第207話 そこに愛はあるんか?

 亜堕無の演技に騙されて油断したナナは、無の能力で気配を消し、忍び寄る威無に気付けなかった。両腕を切断されるという最悪の事態を招いてしまったのである。


 ブシュウッ!


 出血はもちろん、その痛みも尋常ではない。アンティキティラの戦士の中でもトップクラスの忍耐力と精神力を誇るナナ・ティームースでなれけばあっさり失神、もしくは戦意喪失に陥るレベルだった。

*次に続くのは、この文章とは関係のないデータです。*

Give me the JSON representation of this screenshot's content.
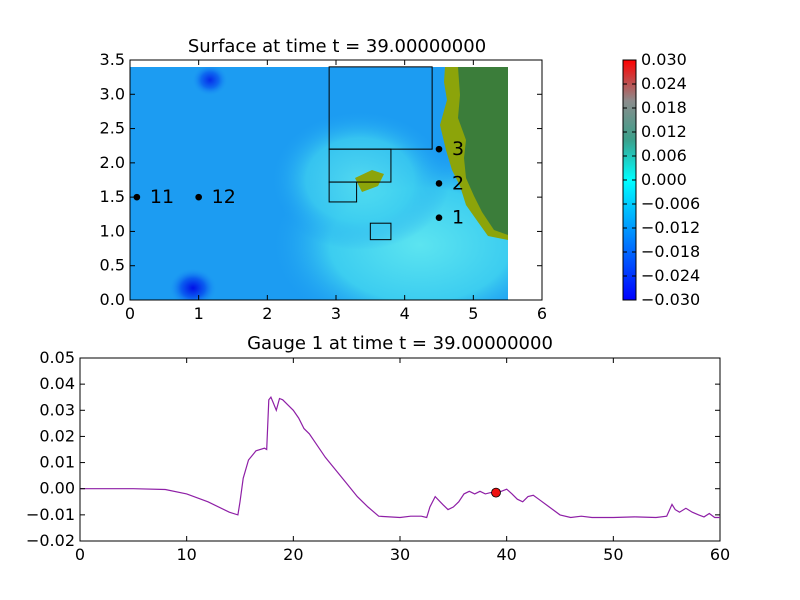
{
  "chart_data": [
    {
      "type": "heatmap",
      "title": "Surface at time t =    39.00000000",
      "xlim": [
        0,
        6
      ],
      "ylim": [
        0,
        3.5
      ],
      "x_ticks": [
        "0",
        "1",
        "2",
        "3",
        "4",
        "5",
        "6"
      ],
      "y_ticks": [
        "0.0",
        "0.5",
        "1.0",
        "1.5",
        "2.0",
        "2.5",
        "3.0",
        "3.5"
      ],
      "domain_extent": {
        "x": [
          0,
          5.5
        ],
        "y": [
          0,
          3.4
        ]
      },
      "grid": false,
      "gauges": [
        {
          "id": "1",
          "x": 4.5,
          "y": 1.2
        },
        {
          "id": "2",
          "x": 4.5,
          "y": 1.7
        },
        {
          "id": "3",
          "x": 4.5,
          "y": 2.2
        },
        {
          "id": "11",
          "x": 0.1,
          "y": 1.5
        },
        {
          "id": "12",
          "x": 1.0,
          "y": 1.5
        }
      ],
      "refinement_patches": [
        {
          "x": [
            2.9,
            4.4
          ],
          "y": [
            2.2,
            3.4
          ]
        },
        {
          "x": [
            2.9,
            3.8
          ],
          "y": [
            1.72,
            2.2
          ]
        },
        {
          "x": [
            2.9,
            3.3
          ],
          "y": [
            1.43,
            1.72
          ]
        },
        {
          "x": [
            3.5,
            3.8
          ],
          "y": [
            0.88,
            1.12
          ]
        }
      ],
      "colorbar": {
        "range": [
          -0.03,
          0.03
        ],
        "tick_labels": [
          "0.030",
          "0.024",
          "0.018",
          "0.012",
          "0.006",
          "0.000",
          "−0.006",
          "−0.012",
          "−0.018",
          "−0.024",
          "−0.030"
        ],
        "colormap": [
          "#0000ff",
          "#0080ff",
          "#00ffff",
          "#3c9f8a",
          "#8c8c8c",
          "#ff0000"
        ]
      },
      "colors": {
        "water_base": "#1c9cf2",
        "shallow_water": "#5ce4f0",
        "dry_land_green": "#3b7d3a",
        "dry_land_olive": "#8ca40a"
      }
    },
    {
      "type": "line",
      "title": "Gauge 1 at time t =    39.00000000",
      "xlim": [
        0,
        60
      ],
      "ylim": [
        -0.02,
        0.05
      ],
      "x_ticks": [
        "0",
        "10",
        "20",
        "30",
        "40",
        "50",
        "60"
      ],
      "y_ticks": [
        "−0.02",
        "−0.01",
        "0.00",
        "0.01",
        "0.02",
        "0.03",
        "0.04",
        "0.05"
      ],
      "grid": false,
      "series": [
        {
          "color": "#8e1fa6",
          "points": [
            [
              0,
              0
            ],
            [
              5,
              0
            ],
            [
              8,
              -0.0003
            ],
            [
              10,
              -0.002
            ],
            [
              12,
              -0.005
            ],
            [
              14,
              -0.009
            ],
            [
              14.8,
              -0.01
            ],
            [
              15.0,
              -0.005
            ],
            [
              15.3,
              0.004
            ],
            [
              15.8,
              0.011
            ],
            [
              16.5,
              0.0145
            ],
            [
              17.3,
              0.0155
            ],
            [
              17.5,
              0.015
            ],
            [
              17.7,
              0.034
            ],
            [
              17.9,
              0.035
            ],
            [
              18.1,
              0.033
            ],
            [
              18.4,
              0.03
            ],
            [
              18.7,
              0.0345
            ],
            [
              19.0,
              0.034
            ],
            [
              19.5,
              0.032
            ],
            [
              20.0,
              0.03
            ],
            [
              20.5,
              0.027
            ],
            [
              21.0,
              0.023
            ],
            [
              21.5,
              0.021
            ],
            [
              22.0,
              0.018
            ],
            [
              23.0,
              0.012
            ],
            [
              24.0,
              0.007
            ],
            [
              25.0,
              0.002
            ],
            [
              26.0,
              -0.003
            ],
            [
              27.0,
              -0.007
            ],
            [
              28.0,
              -0.0105
            ],
            [
              30.0,
              -0.011
            ],
            [
              31.0,
              -0.0105
            ],
            [
              32.0,
              -0.0105
            ],
            [
              32.5,
              -0.011
            ],
            [
              32.8,
              -0.007
            ],
            [
              33.3,
              -0.003
            ],
            [
              34.0,
              -0.006
            ],
            [
              34.5,
              -0.008
            ],
            [
              35.0,
              -0.007
            ],
            [
              35.5,
              -0.005
            ],
            [
              36.0,
              -0.002
            ],
            [
              36.5,
              -0.001
            ],
            [
              37.0,
              -0.002
            ],
            [
              37.5,
              -0.001
            ],
            [
              38.0,
              -0.002
            ],
            [
              38.5,
              -0.0015
            ],
            [
              39.0,
              -0.0015
            ],
            [
              39.5,
              -0.001
            ],
            [
              40.0,
              -0.0002
            ],
            [
              40.5,
              -0.002
            ],
            [
              41.0,
              -0.004
            ],
            [
              41.5,
              -0.005
            ],
            [
              42.0,
              -0.003
            ],
            [
              42.5,
              -0.0025
            ],
            [
              43.0,
              -0.004
            ],
            [
              44.0,
              -0.007
            ],
            [
              45.0,
              -0.01
            ],
            [
              46.0,
              -0.011
            ],
            [
              47.0,
              -0.0105
            ],
            [
              48.0,
              -0.011
            ],
            [
              50.0,
              -0.011
            ],
            [
              52.0,
              -0.0108
            ],
            [
              54.0,
              -0.011
            ],
            [
              55.0,
              -0.0105
            ],
            [
              55.5,
              -0.006
            ],
            [
              55.8,
              -0.008
            ],
            [
              56.2,
              -0.009
            ],
            [
              56.8,
              -0.0075
            ],
            [
              57.4,
              -0.009
            ],
            [
              58.0,
              -0.01
            ],
            [
              58.5,
              -0.0108
            ],
            [
              59.0,
              -0.0095
            ],
            [
              59.5,
              -0.011
            ],
            [
              60.0,
              -0.011
            ]
          ]
        }
      ],
      "current_time_marker": {
        "x": 39.0,
        "y": -0.0015,
        "color": "#ee1111"
      }
    }
  ]
}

『君は純粋な子なんだね。目で分かるんだよ。狂気に満ちているのかと思えば、ふとした瞬間に見せる人懐っこい子供のような目。つけこむ隙は十分にあると判断した』


『私としたことが私情を挟んでしまったな……』

(急がないと、意識が持たん……)


『さあ亜堕無ッ! 頭も足も全部胴体から切り離して! バラバラショーを見せてちょうだい!』


『OK。興奮してきたよ!』


 亜堕無の手刀がまばゆく輝き始めた。それを見たナナは、麗亜のお気に入りのCMを引用して問いかけた。


『エデル、そこに愛はあるんか? 答えろっ……!』


『愛? そんなものはない。無論、僕たちも愛なんてものは不必要だと思っている』


『愛は不必要だと? 貴様、さっきと言っていることが違うじゃないか!』


 亜堕無は腰に手を当て、首を左右に振り、呆れた様子だった。


『いいかい? 愛なんてものは、結局のところ支配や独占欲にまみれ、憎悪を生み出すエゴの塊。表面をさも美しく、さも尊く、コーティングされてはいるが、自己満足にすぎぬ愚かな感情なのさ』


『なかなかの持論を展開するではないか……』


『持論などではない。一般常識だ』


 亜堕無は続ける。


『それに比べSEXはどうだ? 純粋なる快楽。種の保存などという大義名分がなくとも人はSEXをする。SEXなどしなくても生命を宿し、産み落とすことは可能。それでも人は気持ち良くなる為だけにSEXをする。僕たちもそれを味わいたかったのさ。最高の快楽を、最低の肉体でね……!』


 もこっ


 亜堕無の股間が膨らみ始めた。


『よく分かった。ハイメイザー亜堕無と威無! 貴様らはミューバ人よりも下等な生物に決まりだ……!』


 ボボォンッ!!


 ブアオッ!!


 ナナは全身に漆黒のXを纏った!


『蹴りだけで僕を倒すつもりかい? 間抜けにも程がある。腕がなければ蹴りの威力も半減する。人体とはそういうものだ』


 シュウウウウッ!


 ボボォンッ!!


 ナナはXの威力を更に上げた!


『倒す? ふざけるな。死んでもらうぞ。貴様らにミューバをくれてやるつもりはない!』


 無駄な抵抗、悪あがき、負け犬の遠吠え。亜堕無も威無も、今のナナに対し、特に警戒はしていなかった。